As an adult, it is rare to meet someone who would scold you with love. Most of them they would just shut up and walk away when you do something wrong. You have to have tremendous generousity and care to scold, forgive, guide, and support someone. I think that is why Murakami-san repented and realized that he had to cherish this precious relationship with him.
Now that Tanimura-san is gone, he must feel a great sense of loss because he has lost a front-runner whom he admired and looked up to as a role model. I hope that Murakami-san can stay in the circle of those who can share his grief.
Because it is rare to find someone who will go out of their way to scold you with love, I think it is a good idea to ask someone you care about how they feel about your words and actions, whether they find anything offensive or annoying. It is very gratifying to have someone who is willing to go out of their way to tell you what they actually think and feel, to make waves, and to try to build a good relationship with you... (if what they say is to the point). Though the moment you are told, you may be struggling to defend yourself, and such a reaction is natural, but if you know that, you can take a breath and listen to them.
By the way, I was amazed that the comments on Murakami-san's post are full of kindness and compassion. How can you give such a wonderful responses...? Are they all counselors? I would love to be like this. So, I studied their method a little bit and found that they summarized what they heard from the other person and added positive words on top of it. For the sake of learning, I am excerpting some of the comments posted...there should be no problem because they are all publicly posted, I believe...?)
- Tanimura-san must have been happy to find you in the audience. It's not easy to buy a ticket with your own money to go see a concert that you were supposed to be in.
- He was so kind to teach you a lesson and fire you then, and that's why Gosspellers is where it is today."
- It's a page of bitter memories that you will never forget, isn't it. We, the fans, will be watching closely on behalf of Tanimura-san for the future activities of Gospellers, which he will no longer be able to see! Little by little, may Murakami-san's sadness be quelled...

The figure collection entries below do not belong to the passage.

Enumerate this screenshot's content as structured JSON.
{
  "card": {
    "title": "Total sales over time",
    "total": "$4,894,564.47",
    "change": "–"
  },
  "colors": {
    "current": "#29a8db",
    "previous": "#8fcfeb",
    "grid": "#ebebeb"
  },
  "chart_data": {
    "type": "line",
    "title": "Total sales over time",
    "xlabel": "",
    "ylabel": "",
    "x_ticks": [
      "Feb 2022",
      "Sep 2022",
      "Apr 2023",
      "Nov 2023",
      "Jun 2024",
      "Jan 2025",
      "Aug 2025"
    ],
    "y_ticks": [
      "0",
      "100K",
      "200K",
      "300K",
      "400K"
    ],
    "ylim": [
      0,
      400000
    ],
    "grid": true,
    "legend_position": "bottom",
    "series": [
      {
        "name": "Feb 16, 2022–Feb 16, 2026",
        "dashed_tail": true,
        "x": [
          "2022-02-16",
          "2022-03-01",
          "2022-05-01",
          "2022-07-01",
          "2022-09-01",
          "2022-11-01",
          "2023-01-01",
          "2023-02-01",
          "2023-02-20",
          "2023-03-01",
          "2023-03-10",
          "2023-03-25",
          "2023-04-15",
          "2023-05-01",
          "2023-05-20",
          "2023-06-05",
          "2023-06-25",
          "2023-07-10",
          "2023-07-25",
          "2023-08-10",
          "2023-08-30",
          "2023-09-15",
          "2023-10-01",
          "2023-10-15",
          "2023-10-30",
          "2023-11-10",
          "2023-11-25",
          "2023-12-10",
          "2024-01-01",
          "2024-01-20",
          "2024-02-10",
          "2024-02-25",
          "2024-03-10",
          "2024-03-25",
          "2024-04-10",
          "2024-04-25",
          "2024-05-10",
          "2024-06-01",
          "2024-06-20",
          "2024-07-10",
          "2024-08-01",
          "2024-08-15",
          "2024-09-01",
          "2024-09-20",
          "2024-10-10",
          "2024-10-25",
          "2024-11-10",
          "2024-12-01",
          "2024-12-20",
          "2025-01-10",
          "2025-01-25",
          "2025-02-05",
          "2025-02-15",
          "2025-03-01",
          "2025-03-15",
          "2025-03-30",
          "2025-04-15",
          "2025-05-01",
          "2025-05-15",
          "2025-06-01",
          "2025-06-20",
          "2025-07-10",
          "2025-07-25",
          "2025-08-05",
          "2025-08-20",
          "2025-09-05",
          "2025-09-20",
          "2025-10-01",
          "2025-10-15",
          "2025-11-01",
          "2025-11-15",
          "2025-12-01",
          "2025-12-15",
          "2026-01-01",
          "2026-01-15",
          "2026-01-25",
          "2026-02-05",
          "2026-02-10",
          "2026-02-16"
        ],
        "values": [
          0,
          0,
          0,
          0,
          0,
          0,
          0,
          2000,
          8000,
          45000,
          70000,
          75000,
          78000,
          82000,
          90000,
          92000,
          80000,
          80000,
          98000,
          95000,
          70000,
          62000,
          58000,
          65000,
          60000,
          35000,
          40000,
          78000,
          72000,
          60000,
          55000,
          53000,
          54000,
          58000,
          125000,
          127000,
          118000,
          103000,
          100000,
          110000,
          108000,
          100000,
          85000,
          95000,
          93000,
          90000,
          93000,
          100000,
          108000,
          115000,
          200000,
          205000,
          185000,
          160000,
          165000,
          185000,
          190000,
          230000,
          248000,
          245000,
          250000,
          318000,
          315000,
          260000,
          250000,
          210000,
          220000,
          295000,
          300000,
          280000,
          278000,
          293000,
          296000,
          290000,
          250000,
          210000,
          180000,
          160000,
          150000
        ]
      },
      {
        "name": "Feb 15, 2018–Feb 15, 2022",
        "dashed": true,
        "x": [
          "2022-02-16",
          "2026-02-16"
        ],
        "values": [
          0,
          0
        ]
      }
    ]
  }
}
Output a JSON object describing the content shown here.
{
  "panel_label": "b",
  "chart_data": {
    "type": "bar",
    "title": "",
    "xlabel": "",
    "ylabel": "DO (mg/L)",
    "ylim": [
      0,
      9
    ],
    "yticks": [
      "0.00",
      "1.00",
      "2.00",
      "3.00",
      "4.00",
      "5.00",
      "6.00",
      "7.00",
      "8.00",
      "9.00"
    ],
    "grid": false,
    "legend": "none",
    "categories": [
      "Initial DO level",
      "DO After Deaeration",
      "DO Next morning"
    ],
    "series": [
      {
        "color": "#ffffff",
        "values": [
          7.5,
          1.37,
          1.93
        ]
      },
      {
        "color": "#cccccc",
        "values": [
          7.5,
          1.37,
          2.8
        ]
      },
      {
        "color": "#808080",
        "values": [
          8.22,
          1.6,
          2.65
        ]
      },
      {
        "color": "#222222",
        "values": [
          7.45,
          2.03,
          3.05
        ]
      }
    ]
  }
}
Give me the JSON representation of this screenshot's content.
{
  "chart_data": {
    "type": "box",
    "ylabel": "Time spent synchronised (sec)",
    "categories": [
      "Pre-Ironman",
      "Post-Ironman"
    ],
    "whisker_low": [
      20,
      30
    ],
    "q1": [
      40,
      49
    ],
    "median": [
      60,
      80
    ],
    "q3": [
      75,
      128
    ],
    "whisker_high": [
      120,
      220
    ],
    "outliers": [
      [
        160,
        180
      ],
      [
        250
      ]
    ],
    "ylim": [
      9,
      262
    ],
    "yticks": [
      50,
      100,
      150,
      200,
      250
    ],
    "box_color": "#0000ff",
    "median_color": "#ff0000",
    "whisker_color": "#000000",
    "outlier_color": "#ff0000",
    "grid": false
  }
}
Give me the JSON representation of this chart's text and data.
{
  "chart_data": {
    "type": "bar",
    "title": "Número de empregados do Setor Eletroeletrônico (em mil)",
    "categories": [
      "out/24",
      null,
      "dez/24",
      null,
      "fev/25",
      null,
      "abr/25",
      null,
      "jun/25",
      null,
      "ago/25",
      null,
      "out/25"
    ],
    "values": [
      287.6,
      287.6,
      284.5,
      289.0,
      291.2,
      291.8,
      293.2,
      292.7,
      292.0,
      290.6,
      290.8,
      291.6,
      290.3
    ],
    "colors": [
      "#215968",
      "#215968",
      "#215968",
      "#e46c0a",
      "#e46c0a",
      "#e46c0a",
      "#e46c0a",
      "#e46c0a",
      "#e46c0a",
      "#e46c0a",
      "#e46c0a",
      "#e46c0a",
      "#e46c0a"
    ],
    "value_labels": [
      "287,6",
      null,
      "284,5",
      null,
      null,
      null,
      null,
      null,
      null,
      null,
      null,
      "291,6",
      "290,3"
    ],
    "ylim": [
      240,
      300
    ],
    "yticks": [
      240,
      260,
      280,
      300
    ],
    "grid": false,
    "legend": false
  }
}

- Thank you for sharing this precious anecdote. It may have been a painful and frustrating event for you, but it was a big event that made you determined to discipline yourself for the sake of Gospellers' activities. Tanimura-san, from now on, will watch over you from the sky. I will continue to support you and the Gospellers as they face their music with sincerity.
- Murakami-san, you were prepared to deal with Tanimura-san's presence and his harsh treatment, and you never forgot it, so it was the two of you that brought us to where we are today.
It is hard to think of grief as something that should be quelled as soon as possible or something that is better not exist, so we should try to think of it as a part of life, instead. Grief is something that allows us to understand other people's feelings. It enables us to embrace happiness wholeheartedly and try to "savor" it as an incredible event. The word "savor" is something I learned from Dr. Tomy, a psychiatrist, but it has stayed with me for some time.
Just like there are ups and downs of waves, rain and sun, summer and winter. I would like to spend my time with such a swaying, counting and appreciating all the things I am blessed with.